Denizli’nin tarihî Kaleiçi Çarşısı’ndaki bir pide fırınında, ramazan olsun olmasın 70 yıldır şehre has pideler geleneksel yöntemlerle pişirilerek müşterilere sunuluyor. Birçok yerde pide fırınları fabrikalaşmasına rağmen Gazezoğlu adlı fırını işleten aile, iki kuşaktır meslek değiştirmeden işini devam ettiriyor.

Pideleri çevrede çok ilgi görmesine rağmen işyeri sahibi, başka şube açmıyor. Babası merhum Süleyman Gazezoğlu’nun 1942 yılında açtığı pide fırınında, Ramazan ve Kurban bayramları hariç neredeyse ateş hiç sönmeden pide üretildiğini ifade eden Kadir Gazezoğlu, başka şube açmadan işini sürdürmeye çalışacağını söyledi. Ramazandan önce günde bin, ramazanda ise yaklaşık bin 500 pide üretilen fırının müşterileri ise sadece çarşı içinden değil, uzak mahallelerden, ilçelerden, gurbetçilerden bile olabiliyor.
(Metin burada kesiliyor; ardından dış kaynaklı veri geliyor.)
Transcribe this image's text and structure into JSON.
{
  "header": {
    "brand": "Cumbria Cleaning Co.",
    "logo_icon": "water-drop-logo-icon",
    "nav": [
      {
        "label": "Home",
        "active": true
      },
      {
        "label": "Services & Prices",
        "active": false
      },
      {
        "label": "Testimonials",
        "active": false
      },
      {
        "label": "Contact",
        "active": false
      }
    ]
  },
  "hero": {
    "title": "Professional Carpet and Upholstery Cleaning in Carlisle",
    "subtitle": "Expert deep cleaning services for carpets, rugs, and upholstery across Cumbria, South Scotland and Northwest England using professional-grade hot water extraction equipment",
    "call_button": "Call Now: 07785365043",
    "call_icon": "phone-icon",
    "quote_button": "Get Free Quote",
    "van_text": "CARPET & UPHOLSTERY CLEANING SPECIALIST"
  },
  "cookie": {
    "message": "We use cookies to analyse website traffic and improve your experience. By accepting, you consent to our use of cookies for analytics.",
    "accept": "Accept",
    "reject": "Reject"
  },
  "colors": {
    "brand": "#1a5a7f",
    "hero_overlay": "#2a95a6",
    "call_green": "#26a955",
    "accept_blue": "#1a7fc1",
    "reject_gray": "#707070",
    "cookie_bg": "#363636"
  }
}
Hazır mayanın kullanılmadığı meşhur Denizli pidesinin üretildiği fırında, ekşi maya kullanılıyor.

Fırın sahibi Gazezoğlu, pidelerinin en önemli özelliklerinden birinin üç dört gün bayatlamaması olduğunu, buzdolabında bez içinde saklanırsa haftalarca kalabildiğini ifade etti. Pidelerin yapımında kendisine has bir mayalama tekniği olduğunu belirten Gazezoğlu, “Çevre ilçelerden gelen çok müşterimiz var. Sadece meşe odunu kullanıyoruz. Ağır yandığı için pidenin pişmesi de ağır ağır oluyor. Ne çok yanıyor ne de çiğ kalıyor. Çam odunu kullanırsak, hızlı yanıyor ve pideye zarar veriyor. 1942 senesinden beri, 70 senelik fırın babamızdan bize geldi, biz de mirası çalıştırıyoruz." dedi.

50 YILDIR PİDE İŞÇİSİ

Pide fırınında çalışanların bazıları da uzun yıllardır aynı yerde işlerine devam ediyor. Pide ustası 72 yaşındaki İsmail Tetik, 50 yıldır fırında ekmeğini kazanıyor. Gençliğinde işe başladığı fırını hiç değiştirmeyen Tetik, kendisinin fırın açmak için eskiden imkânı olmadığını, sonradan da teşebbüs etmediğini dile getirdi. Tetik, “Eskiden imkânlarımız yoktu, böyle devam ettik gittik. İnsan çalıştığı meslekte zevk duyduğu vakit usanmaz. Eskiden öğleye kadar çalışıyorduk, şimdi nüfus arttığı için akşama kadar çalışıyoruz. Sanatını iyi öğreneni herkes tutar, yarım öğrenirse herkes atar.” diye konuştu.

Müşterilerden Milay Göktürk, tarihî fırına başka bir mahalleden geldiğini ifade ederek, “Buranın pidesi çok güzel. Eskiden kalan üretim biçimini ve malının kalitesini hiç değiştirmeyen bir yer. Dolayısıyla fırsat buldukça buraya gelirim, hattâ iftardan önceyse sıraya girerim. Burasının bir kuralı vardır, halen geçerli olması lazım, kim olursa olsun sıraya geçmek zorunda, ayrıcalık yok. Sıra varsa herkes sırayla pidesini alacak.” şeklinde konuşuştu. 1978’den beri tarihî fırından pide aldığını söyleyen Mesut Sülün de, “Buranın pidesinin yerini hiçbiri tutmuyor. O yüzden yıllardan beri buradan alırım.” dedi.

Belçika'da çalışan gurbetçi Haluk Özkalın ise her yıl izne gelince mutlaka Kaleiçi'ne uğrayıp meşhur Denizli pidesi aldığını belirterek şunları söyledi: “Türkiye’den çıkarken de arabamızda, Belçika’ya kadar giderken yolda verdiğimiz molalarda buranın pidesinden yiyoruz. Belçika’ya kadar bayatlamıyor.”